Trust tends to radiate thru social networks. Knowledge that a person has behaved in a trustworthy manner toward someone else is typically a good indication that the person will behave in the same manner to you. Reinforcing this dynamic is a coercive force. Mutual awareness of shared acquaintances forms restrictions upon social behavior. The threat of knowledge of wrong doing being made known thru the social network serves as a deterrent of wrongdoing.
Most crimes are crimes of opportunity. The common criminal is not someone who seeks out crimes to commit; rather the common criminal is someone who has encountered an opportunity and taken it. As with any risky undertaking, the utility of committing a crime can be determined by comparing the potential reward to the potential likeliness of consequences, and their associated severity. Which bit of information would serve as a more effective deterrent to murder? Knowing that all murderers are executed, or knowing that all murderers are caught?

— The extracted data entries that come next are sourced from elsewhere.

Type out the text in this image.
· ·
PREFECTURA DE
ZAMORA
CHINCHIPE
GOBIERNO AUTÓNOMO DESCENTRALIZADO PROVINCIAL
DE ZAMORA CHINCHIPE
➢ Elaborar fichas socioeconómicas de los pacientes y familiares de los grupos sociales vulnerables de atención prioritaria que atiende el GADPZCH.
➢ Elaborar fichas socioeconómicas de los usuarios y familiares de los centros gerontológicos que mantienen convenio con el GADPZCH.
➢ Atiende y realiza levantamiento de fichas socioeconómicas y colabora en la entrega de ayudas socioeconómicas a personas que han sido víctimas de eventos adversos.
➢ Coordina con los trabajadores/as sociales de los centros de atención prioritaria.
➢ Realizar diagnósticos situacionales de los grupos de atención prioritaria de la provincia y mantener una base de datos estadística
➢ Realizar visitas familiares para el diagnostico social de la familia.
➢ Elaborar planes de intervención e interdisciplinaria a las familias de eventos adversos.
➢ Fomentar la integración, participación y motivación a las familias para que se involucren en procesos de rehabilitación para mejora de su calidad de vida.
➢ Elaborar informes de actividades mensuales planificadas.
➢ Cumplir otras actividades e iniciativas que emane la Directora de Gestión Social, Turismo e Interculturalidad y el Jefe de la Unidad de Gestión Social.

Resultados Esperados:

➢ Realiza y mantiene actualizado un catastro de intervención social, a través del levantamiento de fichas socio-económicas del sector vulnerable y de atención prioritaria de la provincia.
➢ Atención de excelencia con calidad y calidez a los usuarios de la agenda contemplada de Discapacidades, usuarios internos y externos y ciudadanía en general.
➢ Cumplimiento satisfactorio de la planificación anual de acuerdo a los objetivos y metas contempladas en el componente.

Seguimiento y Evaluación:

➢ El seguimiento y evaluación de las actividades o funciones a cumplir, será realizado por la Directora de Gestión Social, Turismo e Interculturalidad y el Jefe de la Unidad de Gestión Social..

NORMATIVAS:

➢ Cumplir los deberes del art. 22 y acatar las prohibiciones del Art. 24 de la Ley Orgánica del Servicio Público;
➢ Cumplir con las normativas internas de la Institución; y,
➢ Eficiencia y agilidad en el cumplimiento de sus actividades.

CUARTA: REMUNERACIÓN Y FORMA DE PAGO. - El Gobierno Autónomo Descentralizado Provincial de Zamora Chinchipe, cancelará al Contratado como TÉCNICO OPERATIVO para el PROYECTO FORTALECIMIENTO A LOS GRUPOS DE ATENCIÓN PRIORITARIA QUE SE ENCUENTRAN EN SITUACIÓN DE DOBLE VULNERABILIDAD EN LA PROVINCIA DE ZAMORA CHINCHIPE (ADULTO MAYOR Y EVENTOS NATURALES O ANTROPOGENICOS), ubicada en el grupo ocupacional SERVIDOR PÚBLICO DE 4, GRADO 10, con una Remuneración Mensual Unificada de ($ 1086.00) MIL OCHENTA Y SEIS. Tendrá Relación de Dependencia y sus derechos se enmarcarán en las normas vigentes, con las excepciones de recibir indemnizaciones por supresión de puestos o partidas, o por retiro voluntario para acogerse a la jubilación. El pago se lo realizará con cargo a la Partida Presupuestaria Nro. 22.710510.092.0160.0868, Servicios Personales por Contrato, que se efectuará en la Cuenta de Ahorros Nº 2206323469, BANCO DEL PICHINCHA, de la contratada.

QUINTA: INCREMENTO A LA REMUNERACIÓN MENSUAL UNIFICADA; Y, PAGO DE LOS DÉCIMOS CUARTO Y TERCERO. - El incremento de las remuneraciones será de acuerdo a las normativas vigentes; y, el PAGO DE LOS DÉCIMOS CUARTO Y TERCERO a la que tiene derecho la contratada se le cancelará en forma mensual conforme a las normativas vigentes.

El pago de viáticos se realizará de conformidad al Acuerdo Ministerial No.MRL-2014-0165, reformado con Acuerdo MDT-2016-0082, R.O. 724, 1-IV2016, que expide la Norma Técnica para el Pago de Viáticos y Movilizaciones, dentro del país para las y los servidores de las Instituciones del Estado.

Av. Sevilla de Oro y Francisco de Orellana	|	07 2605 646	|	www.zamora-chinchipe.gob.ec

The state of generalized distrust has a positive feedback loop built in. Distrust results in a failure to interact. Failure to interact means there are no situations in which trustworthiness can be evaluated, perpetuating the state of distrust. With no such situations, people remain strangers outside the social network. Strangers outside the social network are not subject to the coercive pressure of the social network because there is less chance of evidence or narrative of wrongdoing filtering back to the wrongdoers own social network. Thus, the disincentive for crime, the risk of being “caught”, of experiencing negative social sanction, acts much less strongly in a fragmented network, and a larger number of opportunities are judged to be “worth it”.
I do not mean to take the Confucian-Legalist line and say that all people are criminals, constrained only through the action of the state. Most people, when confronted with a moral quandary, will act morally. The problem lies in the way that people frame criminal opportunities. Anything that is a “victim-less crime”, or seems to impart only minor harm upon the victim does not seem to “trigger” a moral quandary. If people are able to frame an opportunity in a manner that it is not a moral issue, and instead merely becomes a imposition, a transgression merely against courtesy, (when stealing bandwidth over a wireless network) or a clever solution which lies within the formal rules (such as is the case in many accounting scandals), then it can be justified as non-criminal. When the judgment of others upon the action within the social network is not considered, it becomes much easier for personal sophistry to justify taking a criminal opportunity.
Protecting the privacy of criminals, especially within a criminal’s personal social network, is counter-productive. Unless information about wrong-doing is shared within a communal network, the exercise of community sanction (and its related ostracism) cannot occur, and the deterrent effect of the example of punishment is lost.
References
Putnam, Robert: Bowling Alone
Kunstler, Howard: The Geography of Nowhere.